“I’m fine,” Alex grumbles. “It’s been days.”
“Did you pack your medical license and bring it with you?” I ask, a small smile on my face because I need to lighten up the situation.
Alex huffs as I look around.
“Where are your bags?”
“Down in the Uber. The guy was really nice and said he’d wait for us in case you weren’t home.”
I tilt my head at Tinley’s explanation. The Uber drivers around here aren’t that nice. They move on to the next assignment. My Spidey senses are tingling as I guide them out of my condo. Instead of going to the garage where my truck is parked, we head to the front of the building where they say the Uber is parked. It would be shitty luck that they escape Houston only to have all of their shit stolen.
But their belongings are safe because when we step outside, I find Wren, smiling like a damn Cheshire cat in his car at the curb.
“This motherfu—” I yank open the passenger door. “Take us to the hospital, you dick.”
Chapter 34
Tinley
“I need my damn truck up here also,” Ignacio snaps at the man who clearly isn’t an Uber driver. “And don’t think for a second that we aren’t going to talk about this.”
The guy chuckles but doesn’t say anything as we all pile out of his car and head into the hospital.
Coming here was hard, finding out things were much worse with my son were harder.
I knew he had trouble at school.
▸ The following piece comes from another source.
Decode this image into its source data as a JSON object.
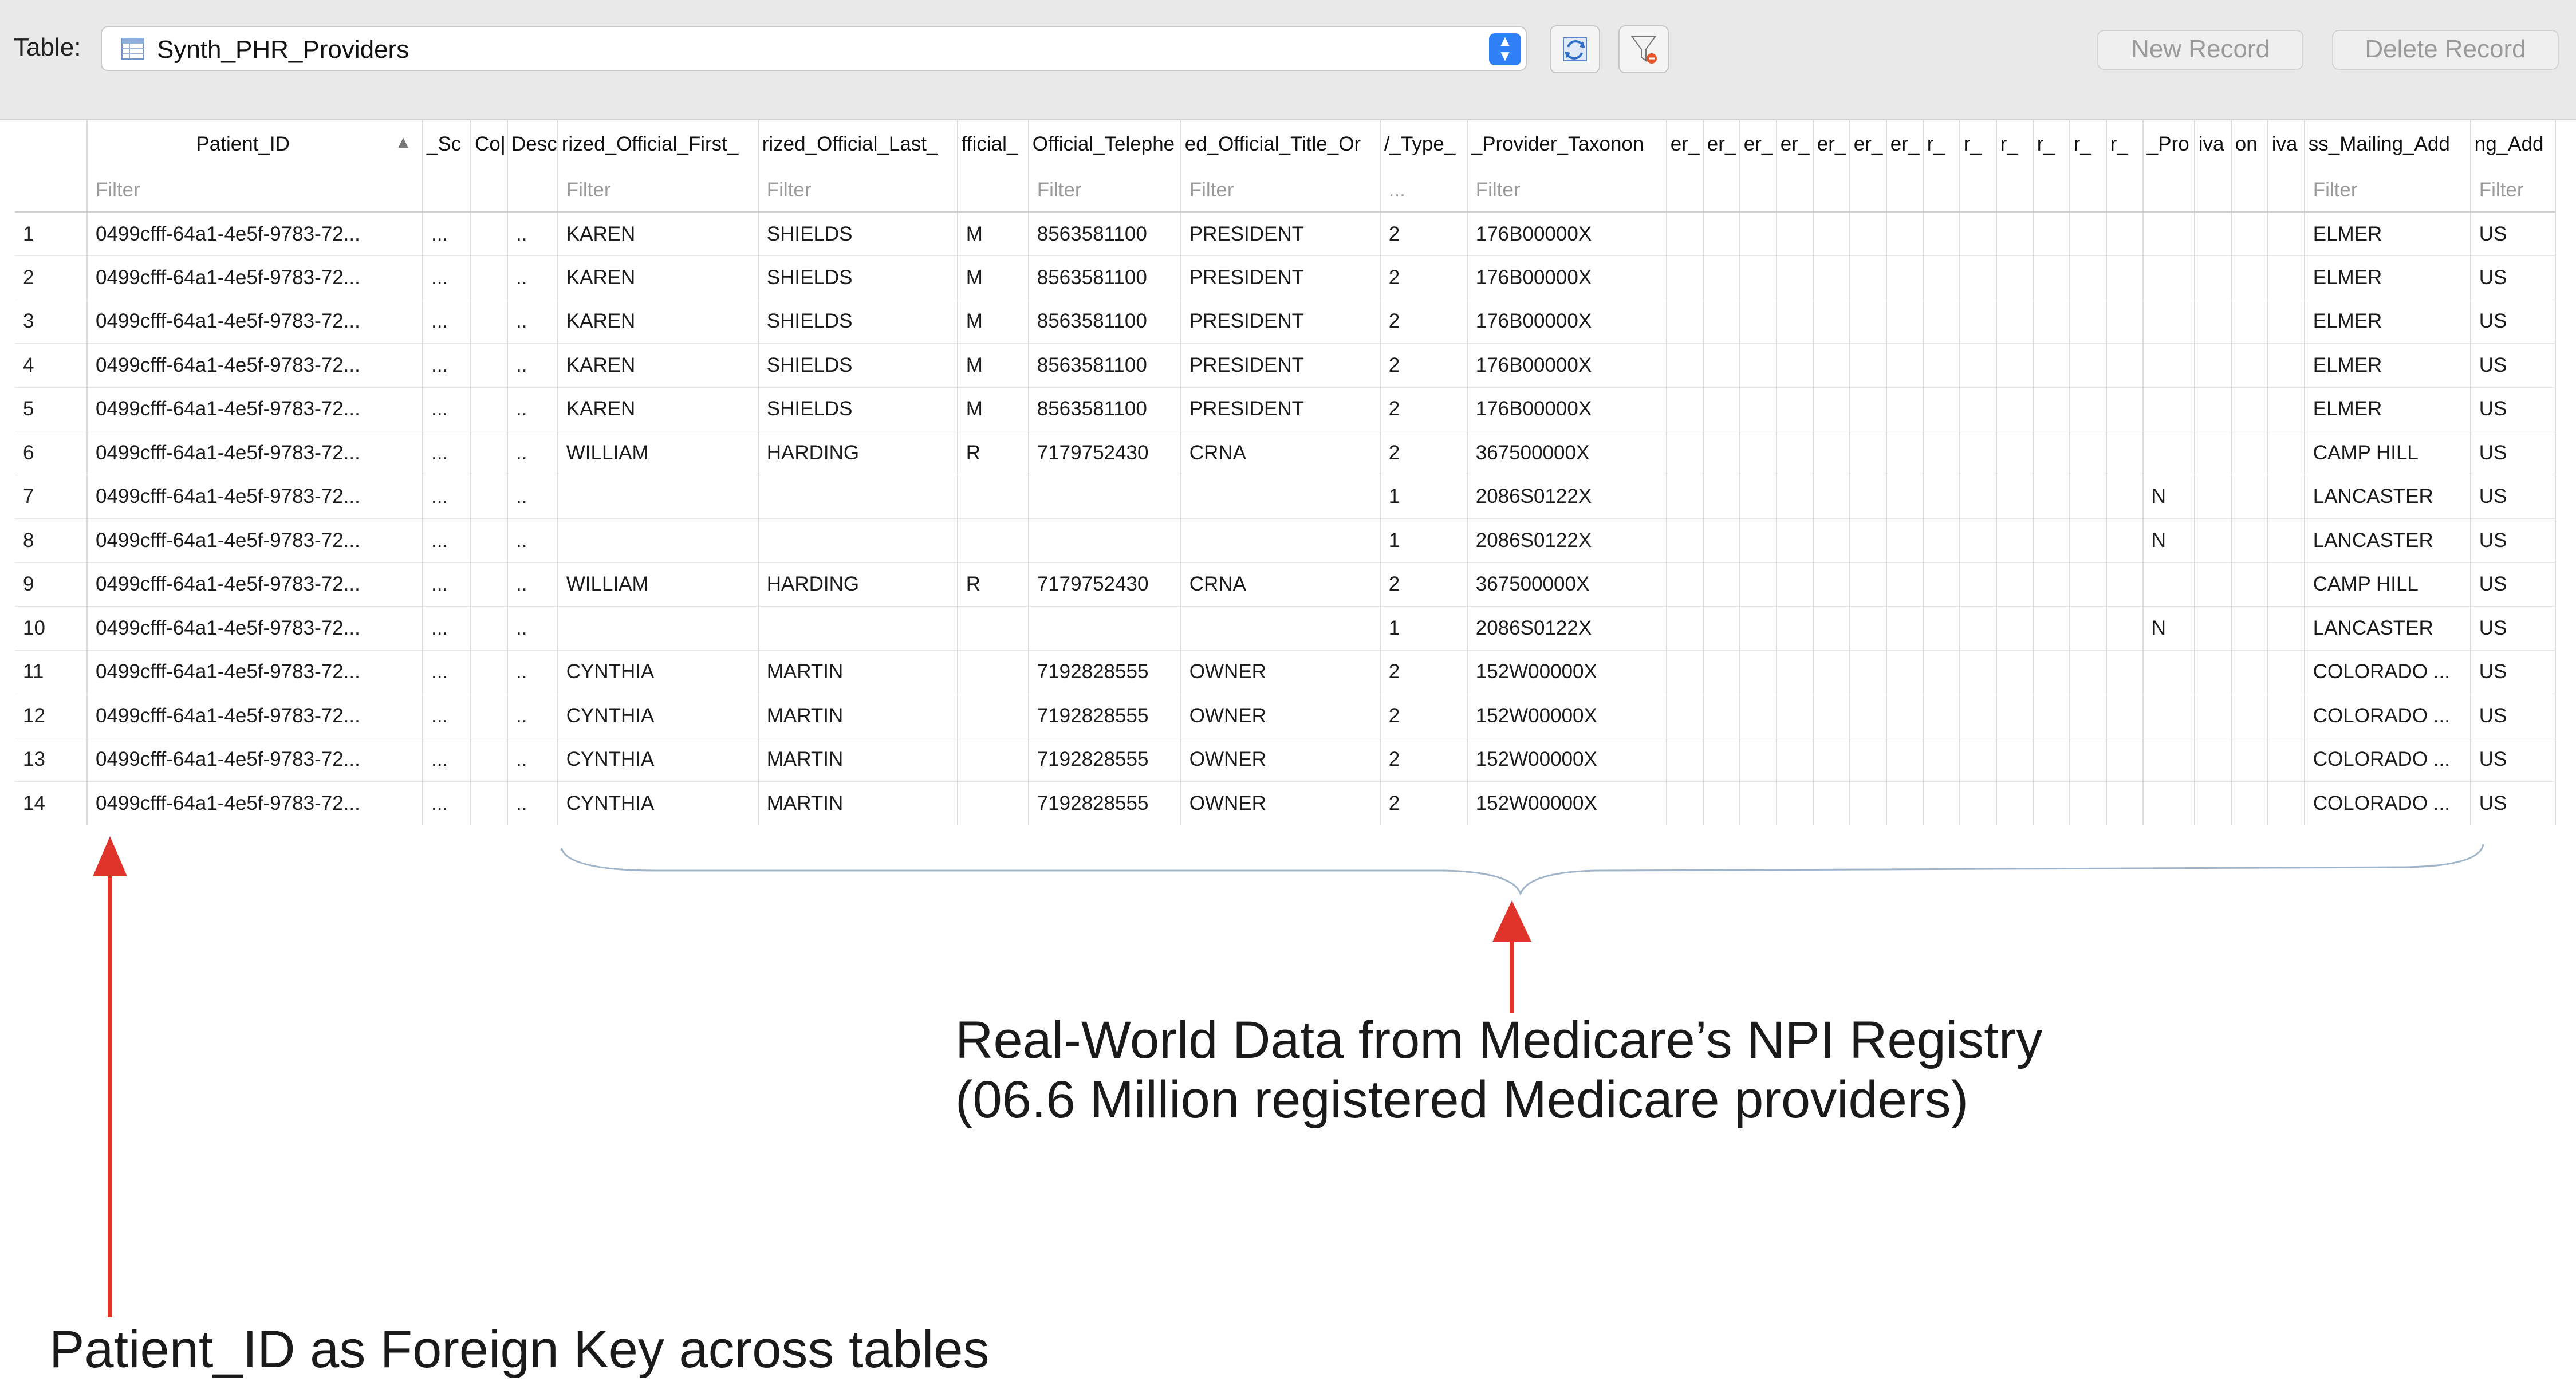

I knew he sometimes hung out with kids that he’d get into trouble with. I had no idea he had been selling drugs before Ignacio came to town. I want to hate the man for not telling me the second he found out, but Alex’s assurance that he stopped that very same day helps ease a little of that anger.
When Alex came home bloody and beaten, I knew where I had to go. I knew he would help us, and I’d shoulder all the judgment if it meant that my child was safe.
Even on the two-day bus ride, Missouri didn’t seem far enough away, but I calmed some with each passing mile.
Ignacio, ever the leader, handles check-in at the front desk, but instead of sitting beside us while we wait, he paces, his long legs striding back and forth across the room. His handsome face is set in a scowl and I wonder if some of his anger is directed at me or if he’s solely focused on the man who did this to our child. He’s probably got room for both.
With each pass, I hold my breath, waiting for him to voice his opinions on my parenting. It can’t be any worse than how I already feel about myself, but he never opens his mouth, and when he does look over in this direction, he focuses on Alex.
I knew what I was risking coming to him. I know this could be more ammunition to use against me, but I also know that I’ll do anything to keep Alex safe. I haven’t been able to do that, but I know his father can.
The visit to the ER is the shortest, according to the clock, I’ve ever had. Although it feels like days, we spend less than two hours at the hospital, coming out to find Ignacio’s truck in the parking lot.
We walk to it as if he parked it there himself even though he never left our sight. He stood to the side while Alex was evaluated, nodding and listening to the doctor give the good news that although it looks bad, the bruising is already starting to turn yellow on the edge. He has a few bruised ribs, and that’s the only thing of significance. I don’t think about the bill from the X-rays and the scans. I’ll get to them eventually. Or maybe never. They don’t throw people in jail for medical bills, do they?
“Both?” I hear Ignacio ask, making me realize I’m lost in my own head again, or maybe I’m just dead on my feet.
There’s not really any form of good sleep to get on a bus, and I feel like I haven’t slept in days.
“If you don’t mind,” Alex says from the back before yawning himself.
I watch as Ignacio looks at his son in the rearview mirror, and the love I see there makes me want to cry.
“Why don’t we stop for a burger and fries, and if you’re still hungry, we can order pizza to the condo?” he compromises.
Alex readily agrees. “Pizza is amazing when it’s fresh.”
Ig chuckles. “You’d probably eat week-old pizza from the trash. I’ve seen how much you eat. Didn’t I catch you putting ketchup on your mac and cheese a couple weeks ago? Don’t start acting all picky now.”
They both laugh, and I suddenly feel like an outsider.